Corre-se atrás do novo, busca-se um outsider, fingem-se mudanças. Mas, 24 anos depois da primeira vitória de Fernando Henrique Cardoso sobre Luiz Inácio Lula da Silva, o ativismo dos dois ex-presidentes é um dos poucos tônicos que animam a política. Para o bem ou para mal.
E não há aqui qualquer pretensão de comparar o incomparável. Só a de apontar o fato de que ambos são as vozes mais presentes no momento. Lideram a audiência em eventos, entrevistas, e no digladio enfadonho das redes sociais.
Lula, em exercícios tortuosos para manter seus fiéis, evitar a prisão e sustentar sua candidatura ameaçada pela condenação em segunda instância. E FHC, na tentativa de sacudir um centro apático, não raro volátil, que jura honrar princípios humanistas e por vezes flerta com a direita irracional.
Com impressionante lucidez ao analisar os desafios globais e nacionais diante das novas exigências da sociedade – e, portanto, da política –, FHC assusta correligionários quando se antagoniza com o mercado ou defende a descriminalização da maconha. E deixa seus pares tucanos enfurecidos com ações como a de apoio explícito à candidatura do apresentador Luciano Huck, abortada antes de existir.
Pré-candidato e com menor espaço de manobra depois de ser condenado a 12 anos e um mês por corrupção, Lula vai no caminho inverso. Praticamente só fala de si. De sua coragem, sua inocência, sua força, sua disposição para a briga.
Os demais agentes políticos – seus companheiros e até o golpista e agora corajoso presidente Michel Temer – só entram no discurso quando se encaixam na realidade paralela de Lula.
De fala fácil e grande habilidade para envolver o interlocutor, foi assim que agiu nas duas entrevistas exclusivas que concedeu em menos de 24 horas para a Folha de S. Paulo e a Agência France Press.
Cuidadosamente articuladas, as entrevistas tiveram pouco em comum além da alegação de inocência.
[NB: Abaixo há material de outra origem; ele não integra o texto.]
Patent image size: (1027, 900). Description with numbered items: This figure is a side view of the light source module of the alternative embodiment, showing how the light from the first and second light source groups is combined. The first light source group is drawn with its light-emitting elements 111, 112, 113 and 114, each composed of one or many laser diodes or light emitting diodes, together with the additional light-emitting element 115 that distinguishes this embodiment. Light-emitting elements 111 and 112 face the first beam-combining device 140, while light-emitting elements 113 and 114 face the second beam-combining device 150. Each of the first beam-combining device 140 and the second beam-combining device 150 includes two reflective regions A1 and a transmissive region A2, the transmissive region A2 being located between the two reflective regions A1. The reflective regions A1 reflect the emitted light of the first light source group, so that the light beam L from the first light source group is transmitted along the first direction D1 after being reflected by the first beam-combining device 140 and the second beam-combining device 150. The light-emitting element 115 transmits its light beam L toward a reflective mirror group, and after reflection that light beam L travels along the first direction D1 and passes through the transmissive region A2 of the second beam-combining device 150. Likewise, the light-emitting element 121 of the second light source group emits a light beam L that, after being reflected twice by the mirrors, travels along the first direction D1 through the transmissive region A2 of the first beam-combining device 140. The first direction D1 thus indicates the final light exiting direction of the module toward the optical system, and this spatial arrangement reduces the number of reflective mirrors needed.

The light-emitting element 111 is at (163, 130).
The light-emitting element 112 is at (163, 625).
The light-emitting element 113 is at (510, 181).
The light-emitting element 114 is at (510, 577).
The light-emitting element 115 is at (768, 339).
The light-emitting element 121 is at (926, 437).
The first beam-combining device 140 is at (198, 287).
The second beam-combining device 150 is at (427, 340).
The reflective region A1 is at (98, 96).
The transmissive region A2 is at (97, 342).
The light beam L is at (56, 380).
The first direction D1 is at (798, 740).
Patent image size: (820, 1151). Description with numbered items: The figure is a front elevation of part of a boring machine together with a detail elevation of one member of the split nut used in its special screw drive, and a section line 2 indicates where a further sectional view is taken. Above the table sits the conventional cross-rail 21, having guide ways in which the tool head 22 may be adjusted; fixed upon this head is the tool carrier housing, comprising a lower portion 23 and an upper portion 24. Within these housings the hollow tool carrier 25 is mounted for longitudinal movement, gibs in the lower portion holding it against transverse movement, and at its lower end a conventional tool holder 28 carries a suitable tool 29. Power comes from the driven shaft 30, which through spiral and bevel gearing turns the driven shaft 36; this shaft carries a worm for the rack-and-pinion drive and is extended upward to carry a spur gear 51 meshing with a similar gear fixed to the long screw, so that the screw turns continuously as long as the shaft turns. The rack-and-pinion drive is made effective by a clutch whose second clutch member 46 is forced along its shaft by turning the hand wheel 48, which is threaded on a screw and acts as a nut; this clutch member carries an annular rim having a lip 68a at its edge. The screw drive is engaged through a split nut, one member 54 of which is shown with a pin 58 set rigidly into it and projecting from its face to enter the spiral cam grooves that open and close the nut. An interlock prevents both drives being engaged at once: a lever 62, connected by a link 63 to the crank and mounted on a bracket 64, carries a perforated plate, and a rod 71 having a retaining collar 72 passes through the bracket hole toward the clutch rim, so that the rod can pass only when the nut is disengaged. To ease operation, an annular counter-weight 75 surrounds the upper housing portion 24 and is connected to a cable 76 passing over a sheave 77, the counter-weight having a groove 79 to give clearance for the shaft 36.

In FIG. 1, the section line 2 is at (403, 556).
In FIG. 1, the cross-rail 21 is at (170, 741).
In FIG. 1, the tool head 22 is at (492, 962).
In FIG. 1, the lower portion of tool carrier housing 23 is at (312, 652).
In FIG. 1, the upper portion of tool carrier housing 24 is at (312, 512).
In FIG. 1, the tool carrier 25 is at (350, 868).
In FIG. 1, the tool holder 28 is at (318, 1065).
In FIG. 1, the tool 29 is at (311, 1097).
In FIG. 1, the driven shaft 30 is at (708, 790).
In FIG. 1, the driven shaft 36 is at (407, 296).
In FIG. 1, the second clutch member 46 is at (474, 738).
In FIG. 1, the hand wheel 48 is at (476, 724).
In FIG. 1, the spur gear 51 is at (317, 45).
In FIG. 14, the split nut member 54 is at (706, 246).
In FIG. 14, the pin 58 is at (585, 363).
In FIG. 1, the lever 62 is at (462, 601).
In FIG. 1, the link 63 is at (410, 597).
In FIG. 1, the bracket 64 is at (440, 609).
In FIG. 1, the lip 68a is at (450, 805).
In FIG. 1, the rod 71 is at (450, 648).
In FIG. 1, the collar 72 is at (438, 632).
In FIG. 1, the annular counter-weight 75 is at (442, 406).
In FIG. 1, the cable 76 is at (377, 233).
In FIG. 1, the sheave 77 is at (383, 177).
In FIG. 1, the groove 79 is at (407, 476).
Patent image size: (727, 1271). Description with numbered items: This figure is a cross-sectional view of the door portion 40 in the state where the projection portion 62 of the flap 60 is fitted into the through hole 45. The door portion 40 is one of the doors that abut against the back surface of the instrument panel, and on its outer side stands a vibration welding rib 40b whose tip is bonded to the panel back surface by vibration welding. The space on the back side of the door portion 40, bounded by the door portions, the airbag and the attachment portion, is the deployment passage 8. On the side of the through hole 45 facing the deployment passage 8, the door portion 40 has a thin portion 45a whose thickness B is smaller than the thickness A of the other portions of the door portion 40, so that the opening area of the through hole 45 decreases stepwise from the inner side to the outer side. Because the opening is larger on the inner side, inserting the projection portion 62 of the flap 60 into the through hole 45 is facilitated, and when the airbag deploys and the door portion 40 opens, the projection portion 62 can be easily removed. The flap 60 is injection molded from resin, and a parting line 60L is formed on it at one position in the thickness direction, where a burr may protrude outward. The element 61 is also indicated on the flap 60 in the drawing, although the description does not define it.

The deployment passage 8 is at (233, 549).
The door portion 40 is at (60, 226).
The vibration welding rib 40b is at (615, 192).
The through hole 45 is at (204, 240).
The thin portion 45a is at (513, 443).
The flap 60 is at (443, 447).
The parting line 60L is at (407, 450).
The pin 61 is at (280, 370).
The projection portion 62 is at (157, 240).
À France Press, Lula falou de futebol, das chances do Brasil na Copa da Rússia, dos conselhos ofertados a Hugo Chávez e Nicolás Maduro. Talvez para não virar chacota internacional, não deu um pio quanto ao delírio conspiratório de interferência dos Estados Unidos em sua condenação, tema que detalhou à Folha.
A tese requentada corre solta nos blogs de aluguel, nas redes e nas bocas de pregadores da igreja lulista.
“Governos, quando não são fortes, apelam para os militares”, diz FHC, acertadamente, ainda que irritando muitos. Já ditadores e populistas de uma esquerda para lá de ultrapassada culpam o imperialismo dos Estados Unidos para escamotear suas fragilidades e esconder suas derrotas. Lula é só mais um.
Este artigo foi originalmente publicado no Blog do Noblat, na Veja, em 5/3/2018.